Em crianças menores de 2 anos com TCE leve, a irritabilidade persistente é um sinal de alerta crucial que indica um risco aumentado de lesão intracraniana, exigindo investigação e observação cuidadosas. A avaliação neurológica em lactentes pode ser desafiadora, e a mudança de comportamento é um indicador importante.
O traumatismo cranioencefálico (TCE) é uma das principais causas de morbimortalidade em crianças, sendo crucial o reconhecimento precoce dos sinais de gravidade, especialmente em lactentes, onde a avaliação neurológica pode ser desafiadora. O TCE leve, embora frequentemente benigno, exige atenção especial em crianças menores de 2 anos devido à maior vulnerabilidade do cérebro em desenvolvimento e à dificuldade de comunicação dos sintomas. A fisiopatologia do TCE pediátrico envolve a suscetibilidade do cérebro imaturo a lesões por cisalhamento e edema, além da menor capacidade de compensação da pressão intracraniana. Sinais como irritabilidade persistente, letargia, vômitos repetidos e abaulamento de fontanela são indicadores importantes de possível lesão intracraniana. A avaliação deve incluir a história detalhada do trauma, exame físico completo e, em casos selecionados, exames de imagem como a tomografia computadorizada. O manejo inicial foca na estabilização e na identificação de sinais de alerta. Crianças com TCE leve e fatores de risco, como irritabilidade persistente, devem ser observadas cuidadosamente e, se necessário, submetidas a exames complementares. O prognóstico geralmente é bom para TCE leve, mas a vigilância é essencial para detectar complicações e garantir a recuperação completa.
Sinais de alerta incluem irritabilidade persistente, letargia, vômitos repetidos, convulsões, abaulamento de fontanela, alteração do nível de consciência e sinais focais.

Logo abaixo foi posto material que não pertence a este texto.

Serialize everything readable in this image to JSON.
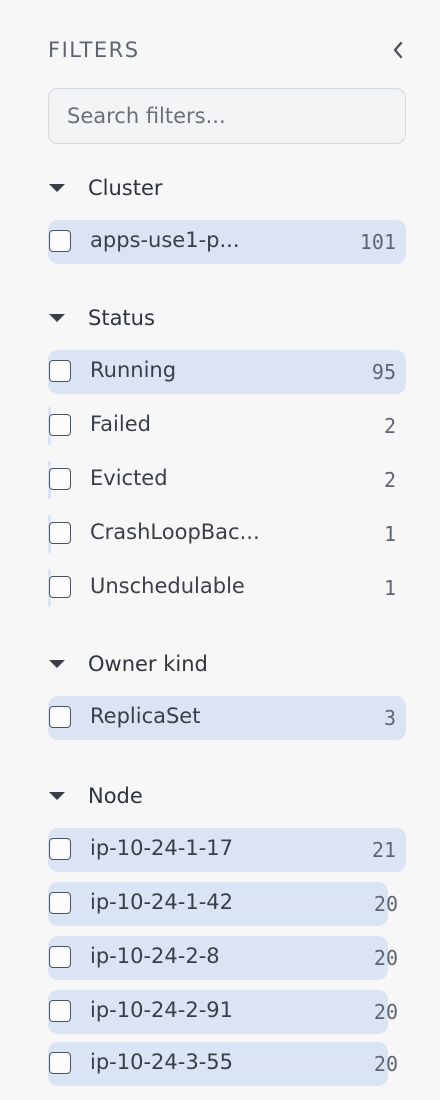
{
  "header": {
    "title": "FILTERS"
  },
  "search": {
    "placeholder": "Search filters..."
  },
  "sections": [
    {
      "title": "Cluster",
      "items": [
        {
          "label": "apps-use1-p...",
          "count": "101",
          "fill": 1.0
        }
      ]
    },
    {
      "title": "Status",
      "items": [
        {
          "label": "Running",
          "count": "95",
          "fill": 1.0
        },
        {
          "label": "Failed",
          "count": "2",
          "fill": 0.02
        },
        {
          "label": "Evicted",
          "count": "2",
          "fill": 0.02
        },
        {
          "label": "CrashLoopBac...",
          "count": "1",
          "fill": 0.01
        },
        {
          "label": "Unschedulable",
          "count": "1",
          "fill": 0.01
        }
      ]
    },
    {
      "title": "Owner kind",
      "items": [
        {
          "label": "ReplicaSet",
          "count": "3",
          "fill": 1.0
        }
      ]
    },
    {
      "title": "Node",
      "items": [
        {
          "label": "ip-10-24-1-17",
          "count": "21",
          "fill": 1.0
        },
        {
          "label": "ip-10-24-1-42",
          "count": "20",
          "fill": 0.95
        },
        {
          "label": "ip-10-24-2-8",
          "count": "20",
          "fill": 0.95
        },
        {
          "label": "ip-10-24-2-91",
          "count": "20",
          "fill": 0.95
        },
        {
          "label": "ip-10-24-3-55",
          "count": "20",
          "fill": 0.95
        }
      ]
    }
  ],
  "icons": {
    "collapse": "chevron-left-icon",
    "section_toggle": "caret-down-icon",
    "checkbox": "checkbox-unchecked"
  },
  "colors": {
    "bar_fill": "#dbe4f5",
    "background": "#f7f7f8"
  }
}
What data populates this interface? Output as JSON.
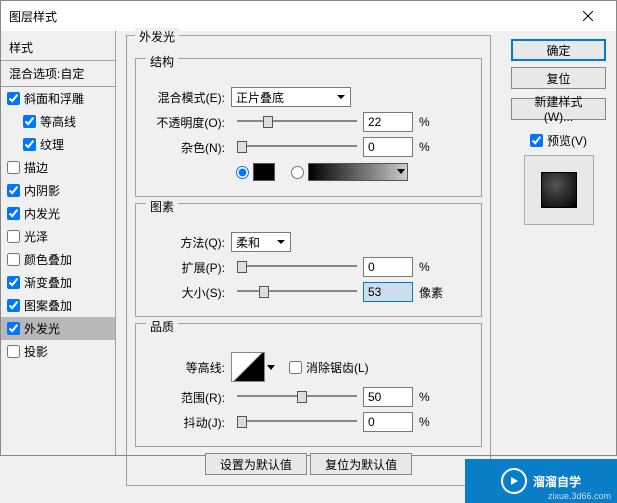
{
  "window": {
    "title": "图层样式",
    "close": "×"
  },
  "sidebar": {
    "header": "样式",
    "subheader": "混合选项:自定",
    "items": [
      {
        "label": "斜面和浮雕",
        "checked": true,
        "indent": false
      },
      {
        "label": "等高线",
        "checked": true,
        "indent": true
      },
      {
        "label": "纹理",
        "checked": true,
        "indent": true
      },
      {
        "label": "描边",
        "checked": false,
        "indent": false
      },
      {
        "label": "内阴影",
        "checked": true,
        "indent": false
      },
      {
        "label": "内发光",
        "checked": true,
        "indent": false
      },
      {
        "label": "光泽",
        "checked": false,
        "indent": false
      },
      {
        "label": "颜色叠加",
        "checked": false,
        "indent": false
      },
      {
        "label": "渐变叠加",
        "checked": true,
        "indent": false
      },
      {
        "label": "图案叠加",
        "checked": true,
        "indent": false
      },
      {
        "label": "外发光",
        "checked": true,
        "indent": false,
        "selected": true
      },
      {
        "label": "投影",
        "checked": false,
        "indent": false
      }
    ]
  },
  "panel": {
    "title": "外发光",
    "struct": {
      "legend": "结构",
      "blend_label": "混合模式(E):",
      "blend_value": "正片叠底",
      "opacity_label": "不透明度(O):",
      "opacity_value": "22",
      "opacity_unit": "%",
      "noise_label": "杂色(N):",
      "noise_value": "0",
      "noise_unit": "%",
      "color_black": "#000000"
    },
    "elem": {
      "legend": "图素",
      "method_label": "方法(Q):",
      "method_value": "柔和",
      "spread_label": "扩展(P):",
      "spread_value": "0",
      "spread_unit": "%",
      "size_label": "大小(S):",
      "size_value": "53",
      "size_unit": "像素"
    },
    "quality": {
      "legend": "品质",
      "contour_label": "等高线:",
      "antialias_label": "消除锯齿(L)",
      "range_label": "范围(R):",
      "range_value": "50",
      "range_unit": "%",
      "jitter_label": "抖动(J):",
      "jitter_value": "0",
      "jitter_unit": "%"
    },
    "bottom": {
      "make_default": "设置为默认值",
      "reset_default": "复位为默认值"
    }
  },
  "right": {
    "ok": "确定",
    "reset": "复位",
    "new_style": "新建样式(W)...",
    "preview_label": "预览(V)",
    "preview_checked": true
  },
  "watermark": {
    "text": "溜溜自学",
    "url": "zixue.3d66.com"
  }
}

A irritabilidade persistente em crianças pequenas após um TCE leve é um sinal de alarme significativo, pois pode indicar um aumento da pressão intracraniana ou lesão cerebral, exigindo investigação mais aprofundada.
A indicação de tomografia depende de fatores de risco como mecanismo de trauma de alta energia, sinais de fratura de crânio, alteração do nível de consciência, vômitos persistentes, convulsões e irritabilidade persistente.